Genel olarak nasihati şöyledir: "Çocuklar; hayatta insana en lazım olan şey paradır. Sakın bunu hakir görmeyin. İyi insanın elinde para onun dostudur. Onu en güzel emellerine kavuşturur. Onu kazanmasını olduğu kadar tutmasını ve sarf etmesini bilin, kazancınızın hepsini sarf etmeyin! İnsanın her türlü hali olur. Başından sıkıntılı haller geçer. Namerde muhtaç kalır. Düşenin dostu olmaz. Size nasihatim olsun, her insanın iki mesleği olmalıdır. İnsanın başından birşey geçerse, sıkıntıda kalırsa, bu ikinci meslek onun imdadına yetişir. Benim ikinci mesleğim saatçiliğimdir. Ben istersem gerektiğinde bir saatçi dükkanı açar, kimseye boyun eğmeden çoluk çocuğumu geçindiririm."
Bir dönem Konya ve Siirt milletvekilliği de yapan nev-i şahsına münhasır sanatçının ölümü de kendine özgü bir şekilde olur. Bir gün vapurla Rumelihisarı'ndaki yalısına dönerken kalp krizi geçirir. Etrafına toplananlardan biri haklı olarak telaş içinde, "Aman beyefendi, iyi misiniz?" diye sorunca Şevket Bey, elinden geldiğince sakin olmaya çalışarak, "Ne demek, iyi miyim, ölüyorum yahu!" der. "Ölüm dediğin davulla, dümbelekle gelmez ya! Böyle gelir işte!.." Kalp krizini atlatamayan Şevket Dağ, iskeleye inemeden vefat eder.

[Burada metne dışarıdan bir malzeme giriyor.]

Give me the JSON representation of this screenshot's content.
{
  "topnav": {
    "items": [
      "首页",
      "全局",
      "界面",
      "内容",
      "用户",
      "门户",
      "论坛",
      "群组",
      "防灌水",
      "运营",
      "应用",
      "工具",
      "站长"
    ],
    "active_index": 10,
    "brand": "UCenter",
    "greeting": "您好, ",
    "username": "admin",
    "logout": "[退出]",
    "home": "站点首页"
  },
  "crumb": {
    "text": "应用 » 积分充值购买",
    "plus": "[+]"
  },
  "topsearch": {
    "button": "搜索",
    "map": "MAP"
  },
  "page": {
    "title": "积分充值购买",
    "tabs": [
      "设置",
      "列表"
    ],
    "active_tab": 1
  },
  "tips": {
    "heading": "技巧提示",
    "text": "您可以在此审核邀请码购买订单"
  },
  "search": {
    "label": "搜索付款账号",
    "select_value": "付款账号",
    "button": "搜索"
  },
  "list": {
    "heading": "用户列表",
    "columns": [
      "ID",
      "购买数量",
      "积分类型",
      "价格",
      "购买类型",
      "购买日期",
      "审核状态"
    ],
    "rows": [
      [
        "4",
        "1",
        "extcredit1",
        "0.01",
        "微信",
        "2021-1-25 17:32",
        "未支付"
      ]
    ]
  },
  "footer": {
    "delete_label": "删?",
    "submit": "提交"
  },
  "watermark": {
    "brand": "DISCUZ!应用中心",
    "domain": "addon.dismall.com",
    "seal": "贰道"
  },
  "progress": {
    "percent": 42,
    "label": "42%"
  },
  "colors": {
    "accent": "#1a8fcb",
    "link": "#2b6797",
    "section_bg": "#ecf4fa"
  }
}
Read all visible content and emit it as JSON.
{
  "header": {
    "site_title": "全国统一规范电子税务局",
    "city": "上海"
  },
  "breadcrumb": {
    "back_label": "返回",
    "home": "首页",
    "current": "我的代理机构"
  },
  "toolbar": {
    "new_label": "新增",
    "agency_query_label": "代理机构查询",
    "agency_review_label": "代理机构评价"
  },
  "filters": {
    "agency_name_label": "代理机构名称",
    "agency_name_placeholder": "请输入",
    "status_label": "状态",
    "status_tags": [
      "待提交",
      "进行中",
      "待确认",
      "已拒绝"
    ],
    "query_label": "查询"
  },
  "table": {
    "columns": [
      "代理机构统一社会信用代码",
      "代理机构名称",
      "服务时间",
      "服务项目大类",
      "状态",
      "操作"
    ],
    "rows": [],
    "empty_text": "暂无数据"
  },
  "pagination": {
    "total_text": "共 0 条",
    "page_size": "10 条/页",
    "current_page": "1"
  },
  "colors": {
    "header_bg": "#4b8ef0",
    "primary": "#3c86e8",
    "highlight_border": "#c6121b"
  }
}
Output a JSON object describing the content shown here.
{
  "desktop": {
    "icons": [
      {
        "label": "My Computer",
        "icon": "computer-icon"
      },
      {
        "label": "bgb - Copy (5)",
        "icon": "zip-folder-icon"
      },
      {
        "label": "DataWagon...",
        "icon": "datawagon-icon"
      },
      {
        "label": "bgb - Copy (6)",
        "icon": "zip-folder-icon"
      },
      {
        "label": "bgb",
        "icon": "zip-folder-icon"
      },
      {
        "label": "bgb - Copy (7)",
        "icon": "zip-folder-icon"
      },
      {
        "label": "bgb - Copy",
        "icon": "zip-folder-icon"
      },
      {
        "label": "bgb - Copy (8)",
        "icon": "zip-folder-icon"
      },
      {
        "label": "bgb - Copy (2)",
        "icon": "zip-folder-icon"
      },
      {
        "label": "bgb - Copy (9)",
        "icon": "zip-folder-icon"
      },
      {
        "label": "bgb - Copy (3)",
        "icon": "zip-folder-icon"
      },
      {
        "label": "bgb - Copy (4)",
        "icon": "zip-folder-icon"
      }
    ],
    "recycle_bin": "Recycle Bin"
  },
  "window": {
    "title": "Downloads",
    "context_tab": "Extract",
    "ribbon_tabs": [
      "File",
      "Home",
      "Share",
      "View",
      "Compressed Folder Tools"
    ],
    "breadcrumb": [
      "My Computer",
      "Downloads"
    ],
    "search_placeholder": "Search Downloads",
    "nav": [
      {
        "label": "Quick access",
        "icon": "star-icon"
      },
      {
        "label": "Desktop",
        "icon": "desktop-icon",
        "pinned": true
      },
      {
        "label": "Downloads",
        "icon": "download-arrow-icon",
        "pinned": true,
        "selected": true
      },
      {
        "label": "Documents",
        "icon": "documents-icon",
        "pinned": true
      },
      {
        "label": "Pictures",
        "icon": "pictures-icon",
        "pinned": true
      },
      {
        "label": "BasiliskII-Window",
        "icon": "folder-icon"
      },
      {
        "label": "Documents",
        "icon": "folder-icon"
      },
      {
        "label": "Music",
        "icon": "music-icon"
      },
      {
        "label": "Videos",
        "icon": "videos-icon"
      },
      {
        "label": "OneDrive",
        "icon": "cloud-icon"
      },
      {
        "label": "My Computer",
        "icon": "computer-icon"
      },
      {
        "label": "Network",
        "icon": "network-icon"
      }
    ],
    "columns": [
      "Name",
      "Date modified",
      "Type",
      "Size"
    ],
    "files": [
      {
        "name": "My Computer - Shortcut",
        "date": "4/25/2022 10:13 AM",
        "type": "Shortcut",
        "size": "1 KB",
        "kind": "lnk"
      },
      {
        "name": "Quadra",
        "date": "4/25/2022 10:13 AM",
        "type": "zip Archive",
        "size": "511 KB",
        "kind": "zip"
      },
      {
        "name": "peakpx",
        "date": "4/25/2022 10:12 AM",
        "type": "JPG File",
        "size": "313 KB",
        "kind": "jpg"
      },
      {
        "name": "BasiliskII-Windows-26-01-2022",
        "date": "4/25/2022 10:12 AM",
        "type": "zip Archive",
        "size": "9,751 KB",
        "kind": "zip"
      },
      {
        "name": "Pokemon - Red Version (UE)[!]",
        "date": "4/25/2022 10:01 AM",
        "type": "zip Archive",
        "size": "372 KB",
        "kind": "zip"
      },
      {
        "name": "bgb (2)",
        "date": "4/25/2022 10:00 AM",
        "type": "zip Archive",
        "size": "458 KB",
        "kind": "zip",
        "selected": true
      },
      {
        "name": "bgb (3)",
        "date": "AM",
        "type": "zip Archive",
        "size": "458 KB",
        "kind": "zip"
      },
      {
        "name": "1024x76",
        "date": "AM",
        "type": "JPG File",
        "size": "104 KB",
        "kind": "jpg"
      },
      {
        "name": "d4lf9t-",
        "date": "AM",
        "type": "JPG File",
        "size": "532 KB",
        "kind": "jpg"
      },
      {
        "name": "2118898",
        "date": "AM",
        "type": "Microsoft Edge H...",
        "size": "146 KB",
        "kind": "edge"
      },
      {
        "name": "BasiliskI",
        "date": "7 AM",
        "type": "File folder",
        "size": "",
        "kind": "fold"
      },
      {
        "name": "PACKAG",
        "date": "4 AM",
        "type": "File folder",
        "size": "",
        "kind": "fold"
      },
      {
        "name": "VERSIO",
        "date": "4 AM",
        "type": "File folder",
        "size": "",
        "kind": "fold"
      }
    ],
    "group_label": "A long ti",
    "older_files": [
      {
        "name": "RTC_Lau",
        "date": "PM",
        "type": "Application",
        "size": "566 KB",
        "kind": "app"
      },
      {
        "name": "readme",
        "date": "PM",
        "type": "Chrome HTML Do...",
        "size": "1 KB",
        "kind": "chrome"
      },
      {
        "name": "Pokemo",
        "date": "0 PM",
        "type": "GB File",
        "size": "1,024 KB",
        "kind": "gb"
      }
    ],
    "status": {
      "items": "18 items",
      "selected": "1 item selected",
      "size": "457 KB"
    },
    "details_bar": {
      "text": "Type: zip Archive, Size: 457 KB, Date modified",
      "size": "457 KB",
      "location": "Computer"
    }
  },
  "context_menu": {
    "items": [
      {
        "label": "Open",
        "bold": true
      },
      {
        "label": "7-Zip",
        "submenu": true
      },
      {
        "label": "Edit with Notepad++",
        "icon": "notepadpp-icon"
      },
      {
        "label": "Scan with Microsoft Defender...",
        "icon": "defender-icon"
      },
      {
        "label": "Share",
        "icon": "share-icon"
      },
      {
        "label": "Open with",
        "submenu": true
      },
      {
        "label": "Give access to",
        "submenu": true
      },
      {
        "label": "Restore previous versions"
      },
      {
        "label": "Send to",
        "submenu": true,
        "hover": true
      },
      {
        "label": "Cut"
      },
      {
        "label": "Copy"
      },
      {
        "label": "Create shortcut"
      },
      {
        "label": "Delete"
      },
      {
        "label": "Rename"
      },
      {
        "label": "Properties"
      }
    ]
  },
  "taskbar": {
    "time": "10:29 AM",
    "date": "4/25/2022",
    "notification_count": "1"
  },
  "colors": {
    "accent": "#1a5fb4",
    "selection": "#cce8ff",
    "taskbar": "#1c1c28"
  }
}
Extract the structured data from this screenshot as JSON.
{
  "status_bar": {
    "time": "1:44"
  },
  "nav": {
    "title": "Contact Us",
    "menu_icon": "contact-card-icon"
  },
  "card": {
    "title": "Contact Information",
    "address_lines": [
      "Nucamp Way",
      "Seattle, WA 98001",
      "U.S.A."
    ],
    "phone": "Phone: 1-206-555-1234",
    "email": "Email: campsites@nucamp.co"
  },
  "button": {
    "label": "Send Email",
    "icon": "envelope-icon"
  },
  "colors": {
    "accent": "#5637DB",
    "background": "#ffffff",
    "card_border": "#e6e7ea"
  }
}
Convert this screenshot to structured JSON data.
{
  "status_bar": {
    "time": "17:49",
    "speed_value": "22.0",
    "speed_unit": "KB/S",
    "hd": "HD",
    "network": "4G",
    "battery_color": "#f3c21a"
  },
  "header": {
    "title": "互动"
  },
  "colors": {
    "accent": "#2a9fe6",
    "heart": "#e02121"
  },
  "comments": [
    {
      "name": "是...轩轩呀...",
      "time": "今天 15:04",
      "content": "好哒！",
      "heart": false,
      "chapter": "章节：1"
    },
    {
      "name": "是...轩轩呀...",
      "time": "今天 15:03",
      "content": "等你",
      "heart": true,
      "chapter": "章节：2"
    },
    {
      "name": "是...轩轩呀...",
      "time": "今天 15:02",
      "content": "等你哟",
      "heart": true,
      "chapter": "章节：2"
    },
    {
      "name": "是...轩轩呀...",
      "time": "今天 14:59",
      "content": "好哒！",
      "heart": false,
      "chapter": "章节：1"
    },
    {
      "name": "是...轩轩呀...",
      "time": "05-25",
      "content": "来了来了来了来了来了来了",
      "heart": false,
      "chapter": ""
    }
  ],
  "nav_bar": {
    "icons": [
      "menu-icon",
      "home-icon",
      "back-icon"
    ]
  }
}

Sanatçının yaşamının büyük bir bölümünü geçirdiği Rumelihisarı temalı dış mekân resimleri de ünlüdür. Gerek mimarisi, gerekse Boğaziçi silüeti içindeki konumu nedeni bu bölge pek çok gravür sanatçısınınve ressamın konusu olur. Aşiyan sırtlarından, Rumelihisarı'nın Zağanos Paşa Kulesi'nin hemen yanındaki düzlükten yaptığı hisarın içini ve geride tüm haşmeti ile Saruca Paşa Kulesi'nin görüldüğü bulunan resim, ışık oyunları ile süslüdür. Resmin arka planında solda Yeniköy, sağda ise Mihrabad Körfezi'ne doğru Kanlıca iskanı seçilmektedir. Resmin yapıldığı bu açı, Ali Sami Bey gibi diğer ressamların da ilgisini çektiği gibi James Robertson, Pascal Sebah gibi dönemin ünlü fotoğrafçıları tarafından da belgelenmiştir...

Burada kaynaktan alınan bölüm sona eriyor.